Display Options Threshold/Breakthrough Mark All as Read Mark All as Unread
The Fine Print: The following comments are owned by whoever posted them. We are not responsible for them in any way.
  • (Score: 4, Interesting) by ShadowSystems on Tuesday December 29 2020, @09:41AM (5 children)

    by ShadowSystems (6185) <{ShadowSystems} {at} {Gmail.com}> on Tuesday December 29 2020, @09:41AM (#1092418)

    I haven't had a pop up on my computer web browser since I found the security configuration to block all pop up's from unapproved sites. Since I've got zero approved sites, I get zero pop up's.
    1st party cookies get prompted to be set (usually blocked), 3rd party cookies get blocked automaticly, and my MVP Hosts file includes so many blacklisted domains that it's a wonder there's anywhere left NOT on the list.
    Last but not least, I refuse to run JavaScript. At all. Full stop. And no it is NOT a requirement - my bank doesn't need it, this site doesn't need it, & none of the news sites I frequent need it either; the sites that scream that it's *required* to use their stuff get added to the Hosts file & their content found from other sites. Got a news article behind a JS wall? Do a DDG search for a cached version of the site, ask to see just the plain text, & voila, instant content. Got a shopping site that screams to enable it? Nope, sorry, but you've proven yourself to be a security liability & I'll not be doing business with your insecure butt.
    "But we use JS to secure our transactions!"
    Pull the other one, it's got bells on. JS is *the* biggest security issue *period*. The more you try to secure it, the more the crims laugh at you when they use your own hardening against you. Don't believe me? Go ask Equifax how their JS security held up.
    I refuse to run it, it's no longer an attack vector to my desktop browser, my Hosts file blocks a good portion of the crap sites, I don't allow pop up's, refuse 3rd party cookies, and am An Evil Bastard when it comes to protecting my privacy.
    Or is this an issue with *mobile* browsers only?
    Can you not navigate Menu>Settings>Security & Privacy, and disable all the aforementioned stuff?
    Can you not use a Hosts file to blackhole the scummier bits of the web?
    If not then why put up with such treatment?

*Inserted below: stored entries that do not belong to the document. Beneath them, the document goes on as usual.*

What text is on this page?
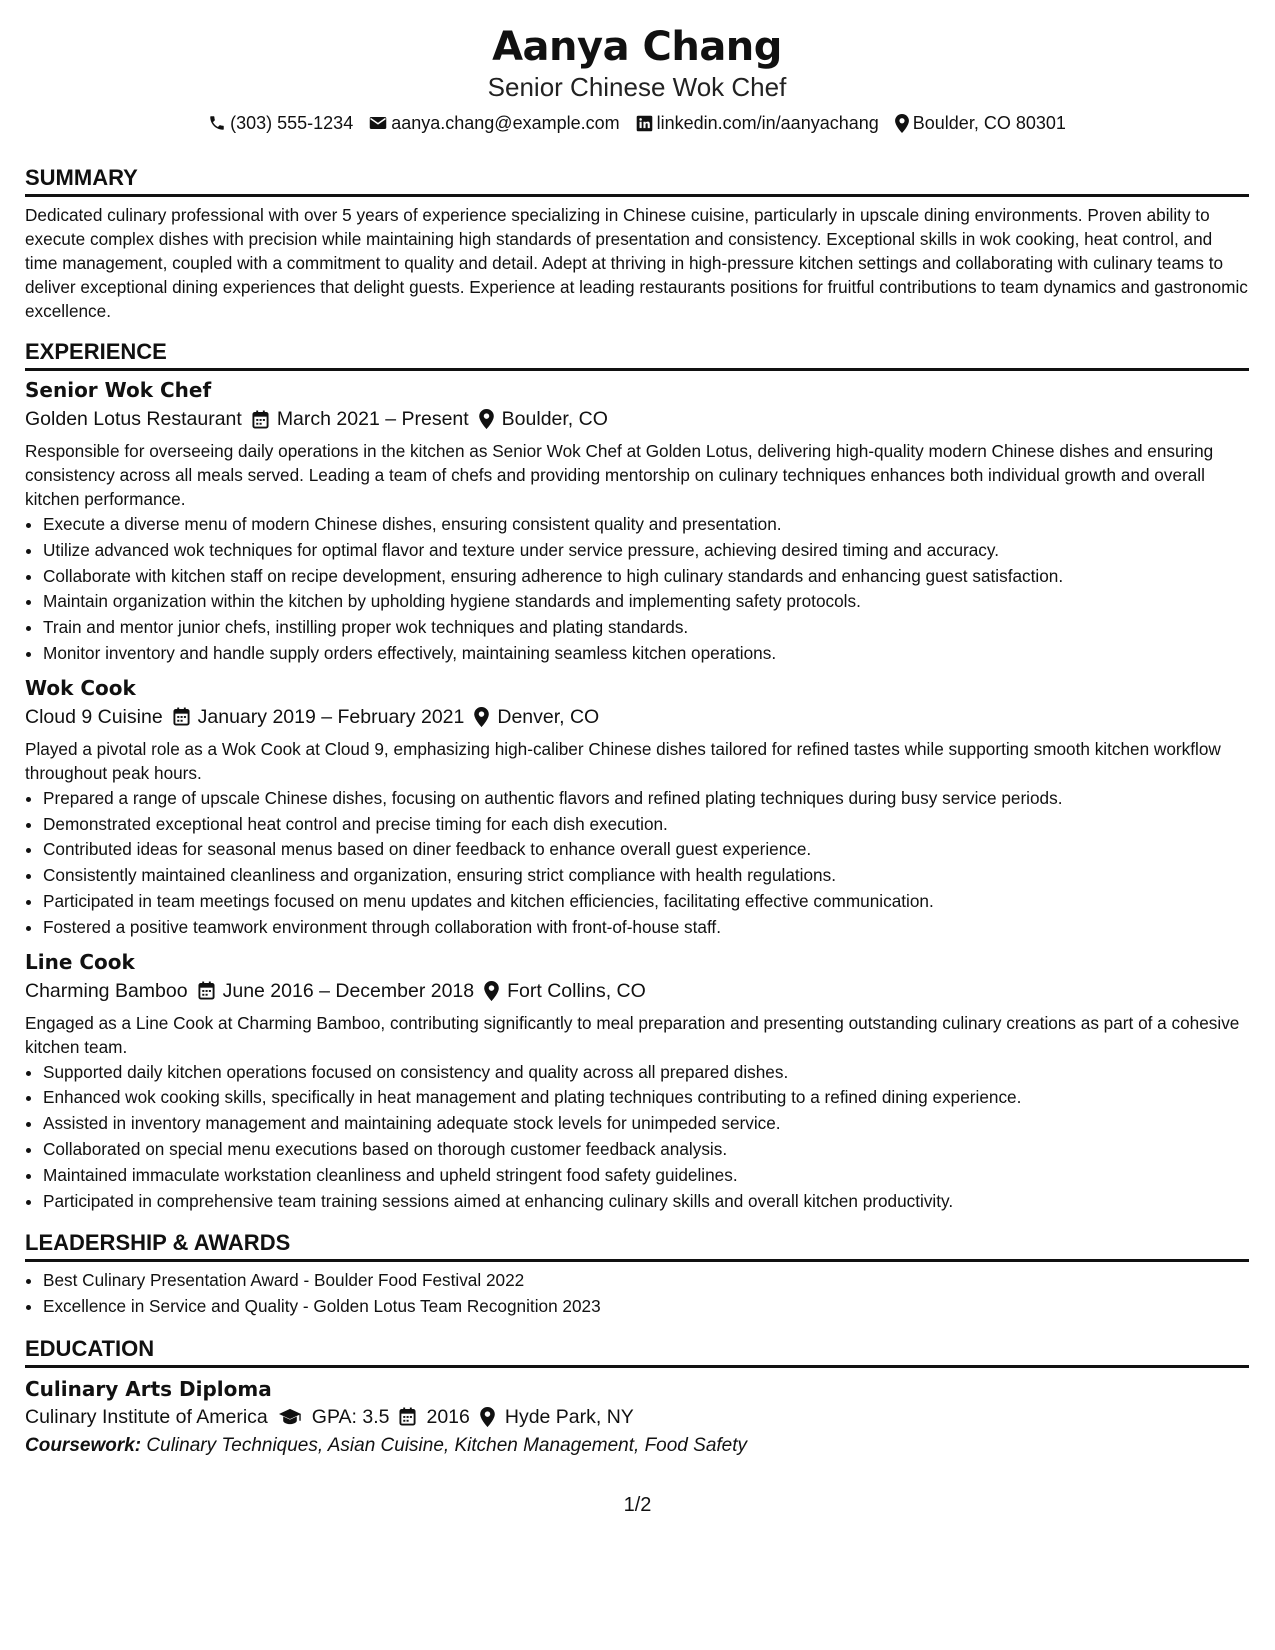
Aanya Chang
Senior Chinese Wok Chef
(303) 555-1234 aanya.chang@example.com linkedin.com/in/aanyachang Boulder, CO 80301
SUMMARY

Dedicated culinary professional with over 5 years of experience specializing in Chinese cuisine, particularly in upscale dining environments. Proven ability to execute complex dishes with precision while maintaining high standards of presentation and consistency. Exceptional skills in wok cooking, heat control, and time management, coupled with a commitment to quality and detail. Adept at thriving in high-pressure kitchen settings and collaborating with culinary teams to deliver exceptional dining experiences that delight guests. Experience at leading restaurants positions for fruitful contributions to team dynamics and gastronomic excellence.

EXPERIENCE
Senior Wok Chef
Golden Lotus Restaurant March 2021 – Present Boulder, CO

Responsible for overseeing daily operations in the kitchen as Senior Wok Chef at Golden Lotus, delivering high-quality modern Chinese dishes and ensuring consistency across all meals served. Leading a team of chefs and providing mentorship on culinary techniques enhances both individual growth and overall kitchen performance.

• Execute a diverse menu of modern Chinese dishes, ensuring consistent quality and presentation.
• Utilize advanced wok techniques for optimal flavor and texture under service pressure, achieving desired timing and accuracy.
• Collaborate with kitchen staff on recipe development, ensuring adherence to high culinary standards and enhancing guest satisfaction.
• Maintain organization within the kitchen by upholding hygiene standards and implementing safety protocols.
• Train and mentor junior chefs, instilling proper wok techniques and plating standards.
• Monitor inventory and handle supply orders effectively, maintaining seamless kitchen operations.
Wok Cook
Cloud 9 Cuisine January 2019 – February 2021 Denver, CO

Played a pivotal role as a Wok Cook at Cloud 9, emphasizing high-caliber Chinese dishes tailored for refined tastes while supporting smooth kitchen workflow throughout peak hours.

• Prepared a range of upscale Chinese dishes, focusing on authentic flavors and refined plating techniques during busy service periods.
• Demonstrated exceptional heat control and precise timing for each dish execution.
• Contributed ideas for seasonal menus based on diner feedback to enhance overall guest experience.
• Consistently maintained cleanliness and organization, ensuring strict compliance with health regulations.
• Participated in team meetings focused on menu updates and kitchen efficiencies, facilitating effective communication.
• Fostered a positive teamwork environment through collaboration with front-of-house staff.
Line Cook
Charming Bamboo June 2016 – December 2018 Fort Collins, CO

Engaged as a Line Cook at Charming Bamboo, contributing significantly to meal preparation and presenting outstanding culinary creations as part of a cohesive kitchen team.

• Supported daily kitchen operations focused on consistency and quality across all prepared dishes.
• Enhanced wok cooking skills, specifically in heat management and plating techniques contributing to a refined dining experience.
• Assisted in inventory management and maintaining adequate stock levels for unimpeded service.
• Collaborated on special menu executions based on thorough customer feedback analysis.
• Maintained immaculate workstation cleanliness and upheld stringent food safety guidelines.
• Participated in comprehensive team training sessions aimed at enhancing culinary skills and overall kitchen productivity.
LEADERSHIP & AWARDS
• Best Culinary Presentation Award - Boulder Food Festival 2022
• Excellence in Service and Quality - Golden Lotus Team Recognition 2023
EDUCATION
Culinary Arts Diploma
Culinary Institute of America GPA: 3.5 2016 Hyde Park, NY
Coursework: Culinary Techniques, Asian Cuisine, Kitchen Management, Food Safety
1/2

    Starting Score:    1  point
    Moderation   +3  
       Interesting=3, Total=3
    Extra 'Interesting' Modifier   0  

    Total Score:   4  
  • (Score: 3, Interesting) by Anonymous Coward on Tuesday December 29 2020, @12:59PM (2 children)

    by Anonymous Coward on Tuesday December 29 2020, @12:59PM (#1092439)

    What bank do you use that doesn't require js?

    • (Score: 2) by Tork on Tuesday December 29 2020, @09:07PM (1 child)

      by Tork (3914) on Tuesday December 29 2020, @09:07PM (#1092623)
      I think a lot of people are using smart-phone apps for banking now, especially since check cashing is heaps easier that way.
      --
      Slashdolt Logic: "25 year old jokes about sharks and lasers are +5, Funny." 💩
      • (Score: 0) by Anonymous Coward on Wednesday December 30 2020, @05:59AM

        by Anonymous Coward on Wednesday December 30 2020, @05:59AM (#1092781)

        And how many of them are actually web views of the same thing? 🤔

  • (Score: 3, Touché) by Anonymous Coward on Tuesday December 29 2020, @04:26PM (1 child)

    by Anonymous Coward on Tuesday December 29 2020, @04:26PM (#1092502)

    Javascript sucks, and it's the worst language, practiced by the least skilled of all software developers (web developers) but the worst part is that they force us into it. If an idiot web developer chooses to use javascript, they are effectively forcing me to run their garbage. It's unethical. But I don't see any alternative besides dying alone in my house with nothing to do because I can't go outside and no websites work inside.

    I still send messages to web developers of shitty sites asking them to fix them. They rarely respond. And they never agree.

    • (Score: 2) by hendrikboom on Thursday December 31 2020, @12:43AM

      by hendrikboom (1125) on Thursday December 31 2020, @12:43AM (#1093058) Homepage Journal

      Not that bad as a language. But many of the the accumulated popular publicly available libraries are crap.